L’opération met en jeu trois parties prenantes : l’entreprise, la banque (ou les banques s’il y en a plusieurs) et la région :

– l’entreprise s’engage à réaliser l’investissement dans les conditions décrites dans le dossier de demande d’aide, en particulier en ce qui concerne le nombre et l’échéancier des créations d’emplois ;

– la banque s’engage à financer l’investissement en accordant un crédit à l’entreprise au taux du marché ;

– la région apporte une aide sous réserve du respect par la banque et par l’entreprise des conditions qu’elle a fixées.

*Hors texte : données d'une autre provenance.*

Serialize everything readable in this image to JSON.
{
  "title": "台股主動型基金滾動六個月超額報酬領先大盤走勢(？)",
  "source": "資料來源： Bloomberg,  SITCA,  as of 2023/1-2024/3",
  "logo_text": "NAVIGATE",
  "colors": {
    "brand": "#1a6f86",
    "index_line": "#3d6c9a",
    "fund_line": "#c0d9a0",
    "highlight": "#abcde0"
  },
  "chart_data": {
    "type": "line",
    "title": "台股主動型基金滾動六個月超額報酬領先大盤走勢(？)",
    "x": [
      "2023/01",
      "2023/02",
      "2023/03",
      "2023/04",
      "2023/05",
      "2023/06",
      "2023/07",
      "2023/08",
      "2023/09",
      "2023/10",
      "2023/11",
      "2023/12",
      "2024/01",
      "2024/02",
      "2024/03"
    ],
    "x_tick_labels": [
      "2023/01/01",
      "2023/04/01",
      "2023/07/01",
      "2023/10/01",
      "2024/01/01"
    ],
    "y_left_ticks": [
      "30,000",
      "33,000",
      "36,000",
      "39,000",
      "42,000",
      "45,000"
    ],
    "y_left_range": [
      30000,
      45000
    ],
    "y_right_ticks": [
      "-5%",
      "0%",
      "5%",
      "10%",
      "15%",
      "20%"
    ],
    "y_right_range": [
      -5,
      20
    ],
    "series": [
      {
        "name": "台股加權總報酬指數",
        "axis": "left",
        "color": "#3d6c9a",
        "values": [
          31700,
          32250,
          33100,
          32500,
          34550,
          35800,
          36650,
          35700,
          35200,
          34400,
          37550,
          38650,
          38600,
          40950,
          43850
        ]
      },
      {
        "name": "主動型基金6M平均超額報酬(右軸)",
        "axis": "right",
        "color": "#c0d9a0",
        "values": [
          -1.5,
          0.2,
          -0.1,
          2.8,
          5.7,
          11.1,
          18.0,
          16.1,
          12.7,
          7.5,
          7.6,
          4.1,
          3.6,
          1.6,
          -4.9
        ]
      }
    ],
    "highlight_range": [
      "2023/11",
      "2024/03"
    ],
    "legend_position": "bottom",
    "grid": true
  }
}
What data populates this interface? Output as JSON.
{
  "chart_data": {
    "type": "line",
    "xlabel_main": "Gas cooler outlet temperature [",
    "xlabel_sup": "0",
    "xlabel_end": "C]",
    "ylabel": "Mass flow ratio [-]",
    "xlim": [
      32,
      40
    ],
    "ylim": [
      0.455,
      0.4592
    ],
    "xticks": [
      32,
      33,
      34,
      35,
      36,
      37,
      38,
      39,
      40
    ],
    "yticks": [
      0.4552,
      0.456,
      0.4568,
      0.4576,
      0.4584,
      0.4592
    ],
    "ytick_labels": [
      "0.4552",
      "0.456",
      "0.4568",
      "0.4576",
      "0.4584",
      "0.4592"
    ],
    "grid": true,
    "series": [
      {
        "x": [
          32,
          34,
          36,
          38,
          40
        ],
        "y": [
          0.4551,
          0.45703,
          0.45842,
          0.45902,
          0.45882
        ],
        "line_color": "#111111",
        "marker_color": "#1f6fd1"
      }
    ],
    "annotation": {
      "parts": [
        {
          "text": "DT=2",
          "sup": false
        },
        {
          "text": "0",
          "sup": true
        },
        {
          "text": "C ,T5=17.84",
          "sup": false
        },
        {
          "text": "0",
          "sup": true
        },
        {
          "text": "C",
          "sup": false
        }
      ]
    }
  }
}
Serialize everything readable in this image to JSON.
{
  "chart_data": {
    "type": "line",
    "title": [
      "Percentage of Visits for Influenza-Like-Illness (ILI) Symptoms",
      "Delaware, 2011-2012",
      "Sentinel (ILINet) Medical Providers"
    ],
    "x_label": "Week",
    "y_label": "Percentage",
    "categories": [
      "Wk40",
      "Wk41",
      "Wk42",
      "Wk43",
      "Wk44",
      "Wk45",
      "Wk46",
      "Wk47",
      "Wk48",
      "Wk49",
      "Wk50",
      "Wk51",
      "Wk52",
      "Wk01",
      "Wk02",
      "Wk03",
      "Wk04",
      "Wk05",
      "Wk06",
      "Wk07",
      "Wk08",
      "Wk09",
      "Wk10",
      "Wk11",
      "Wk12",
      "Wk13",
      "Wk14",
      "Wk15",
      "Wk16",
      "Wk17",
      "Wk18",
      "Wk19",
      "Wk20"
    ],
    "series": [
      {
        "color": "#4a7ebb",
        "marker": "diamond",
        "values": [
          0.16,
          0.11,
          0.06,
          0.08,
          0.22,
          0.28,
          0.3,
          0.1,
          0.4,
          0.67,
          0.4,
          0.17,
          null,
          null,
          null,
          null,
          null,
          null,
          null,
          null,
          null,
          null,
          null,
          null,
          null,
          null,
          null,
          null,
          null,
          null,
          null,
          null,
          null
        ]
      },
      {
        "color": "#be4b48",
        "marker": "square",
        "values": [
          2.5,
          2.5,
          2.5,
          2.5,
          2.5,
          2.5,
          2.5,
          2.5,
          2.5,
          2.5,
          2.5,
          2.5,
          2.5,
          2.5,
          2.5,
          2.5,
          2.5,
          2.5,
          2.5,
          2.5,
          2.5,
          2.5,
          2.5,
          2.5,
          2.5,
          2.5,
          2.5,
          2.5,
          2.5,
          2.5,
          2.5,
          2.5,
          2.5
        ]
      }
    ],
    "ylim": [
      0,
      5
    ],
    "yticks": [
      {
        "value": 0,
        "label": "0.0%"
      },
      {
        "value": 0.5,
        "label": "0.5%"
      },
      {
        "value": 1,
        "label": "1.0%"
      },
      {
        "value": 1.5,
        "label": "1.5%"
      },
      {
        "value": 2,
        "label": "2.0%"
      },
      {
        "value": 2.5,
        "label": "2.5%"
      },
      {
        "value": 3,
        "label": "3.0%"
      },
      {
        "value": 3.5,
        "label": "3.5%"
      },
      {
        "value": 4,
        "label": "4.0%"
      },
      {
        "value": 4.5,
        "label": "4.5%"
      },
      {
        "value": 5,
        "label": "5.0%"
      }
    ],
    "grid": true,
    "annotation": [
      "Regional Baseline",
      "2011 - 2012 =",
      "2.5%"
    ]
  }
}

Les obligations respectives de chacune de ces parties devraient faire l’objet d’une forme de convention (CGCT) ou de contrat.

Quelles techniques d’aides ?

Bonification d’intérêts

La forme classique d’une incitation au financement par crédit bancaire est la bonification d’intérêts. La bonification a pour effet de permettre le financement d’un emprunt à un taux d’intérêt inférieur au taux du marché. Son avantage est d’entraîner un fort effet de levier : un apport de fonds publics limité peut déclencher un montant élevé de financements : typiquement, 2 points de bonification représentent 10 % du montant total d’un crédit à 5 ans à raison de 2 % par an2. On peut objecter que sa puissance est limitée quand les taux d’intérêt sont bas, comme c’est le cas aujourd’hui. Cette objection peut être réfutée dès lors qu’on accepte l’éventualité d’un taux négatif après bonification.

Garantie

Une autre technique, tout aussi répandue, est celle de la garantie apportée par la collectivité publique. L’effet de levier résulte ici du taux de réussite des projets soutenus. Il est de 1 à 10 si 90 % des projets réussissent.

Qui accorde la garantie ?

Ce peut être la région elle-même. On peut aussi envisager une coopération avec certaines institutions financières possédant une compétence spéciale dans l’octroi de garanties. Ainsi, BPI-France met en œuvre des procédures spécialisées de garantie, parfois en coopération avec des collectivités territoriales ; c’est par exemple le cas avec la région Île-de-France. 

Le suivi du respect des engagements des bénéficiaires de l’aide

Le contrat sanctionnant juridiquement l’attribution de l’aide comportera une clause de rendez-vous périodique – au moins une fois par an, peut-être plus souvent. Il sera essentiel que les salariés – de l’entreprise et de la région – et les élus participent activement à cette phase du projet.

Lorsque l’examen périodique du respect des engagements de la banque et de l’entreprise fait apparaître un manquement à ces engagements, la sanction prend évidemment la forme d’une interruption, voire d’un remboursement de l’aide (voir CGCT article R 1511-11).

Insertion de l’action du FREF dans l’ensemble de l’action économique de la région

La création des FREF répond à la volonté d’en finir avec des politiques d’aides aux entreprises qui aboutissent, le plus souvent, à subventionner les profits des entreprises bénéficiaires sans effet mesurable sur l’emploi et la croissance réelle, et sans que ces procédures permettent aux citoyens d’exercer un quelconque pouvoir sur les décisions touchant à l’utilisation des profits des entreprises et des crédits bancaires.

Au niveau national, il s’agit en particulier de remettre en cause les politiques d’exonérations sociales et fiscales qui ont fait tant de mal depuis vingt ans. Au niveau régional, il s’agit, dans un premier temps, de sommes plus modestes : reconvertir tout ou partie des aides régionales en bonifications d’intérêts ou en garanties d’emprunts distribuées par le FREF.

 

 

 

1. Cette proposition, en liaison avec la demande d’une nouvelle sélectivité de la politique monétaire, a été reprise dans le « Rapport annuel sur l’état de la France » voté le 23 octobre dernier à la quasi-unanimité par le CESE.

2. Un rapport de la Commission européenne à propos du « programme d’Amsterdam » de soutien aux PME mis en place sous l’égide de la Banque européenne d’Investissement entre 1994 et 1997 a confirmé l’efficacité de ces techniques. Les bonifications d’intérêts accordées dans le cadre de ce programme se sont avérées 70 fois plus efficaces, en termes d’emplois créés ou préservés pour une mise de fonds publics donnée, que les aides distribuées aux entreprises en application des lois Aubry sur le passage aux 35 heures.